Reflective assessment in educational practice

Last reviewed: September 16, 2012 ~4 min read

Work-based learning is generally conceptualized as a way of enabling students to merge what they learn in the classroom with tasks in the workplace. Typical examples of work-based learning include student internships and jobs. However, over the course of my Capstone Project, I intend to deploy a work-based learning approach to how teachers interact with students in the classroom, encouraging teachers to use the learning experience of self-reflective inquiry over the course of the project to enhance student learning and their own capacities as educators.

My project specifically focuses on the phenomenon of 'teaching to the test.' Many teachers are being forced to fundamentally relearn how they approach education, thanks to the new emphasis on standardized testing.
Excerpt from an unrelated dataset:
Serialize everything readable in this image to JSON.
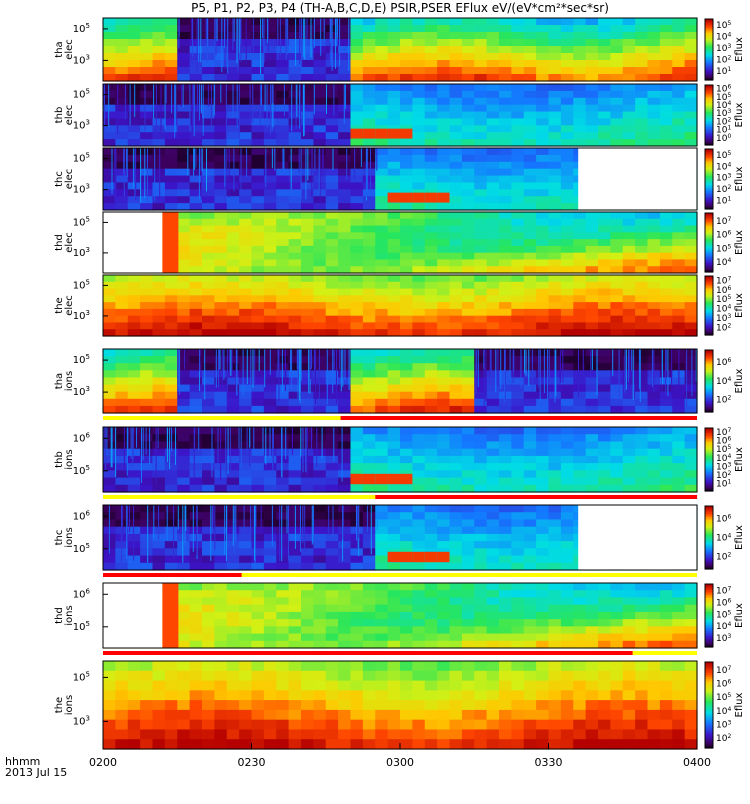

Teachers are being 'reeducated' as part of the new curriculums instituted specifically designed to improve student test scores. This type of reeducation is epidemic in particular at so-called failing schools, in which a significant percentage of students are performing below grade level. In fact, it could be argued that as teachers are retrained to integrate extensive test preparation into their old methods of teaching, they are continually honoring the principles of WBL. "It involves planned learning through work, a significant proportion of which is negotiated between the student and the employer; informal and unintended learning are also likely and anticipated consequences of the experience" (Brodie & Irving 2007: 12). Teachers are learning new methods, and they are also, for better or for worse, being encouraged to reevaluate their teaching strategies of how to present and engage students with the material.

Over the course of my research I will follow two third grade classes in schools within the same county, one of which is failing and one of which is not. The failing school will be urban and low-income and face significant challenges that can impede high test scores, such as a high rate of poverty, many special needs students, and a significant number of ESL students. The non-failing school, which does not face such pressures and challenges, will be used as a comparative study to how standardized testing shapes curriculum development and the extent to which teachers are allowed to 'own' the teaching processes that they use in their classrooms.

As well as talking to the teachers about classroom performance, I will also talk to them about such issues as curriculum development, staff meetings, and how attitudes towards teachers have changed over their years of teaching. While the teachers learn to work differently and to adjust their ways of teaching (or are not required to adjust their ways of teaching, depending on the school), I will use the research process to help them be more critically reflective upon teaching in general, while learning myself. I hope the research will be useful to the teachers as well as to expand my own base of knowledge.

"The approach to WBL discussed here requires students and teachers to develop, and perhaps change, their conceptual frameworks of knowledge, knowing and learning" (Brodie & Irving 2007). It is my hope that the research I conduct will be useful to the teachers as they understand the extent to which they are empowered or disempowered by standardized testing to affect the curriculum. I also hope that the contrast between the two schools will be useful in understanding the extent to which the label of a failing or high-performing school district affects the attitudes of teachers and students.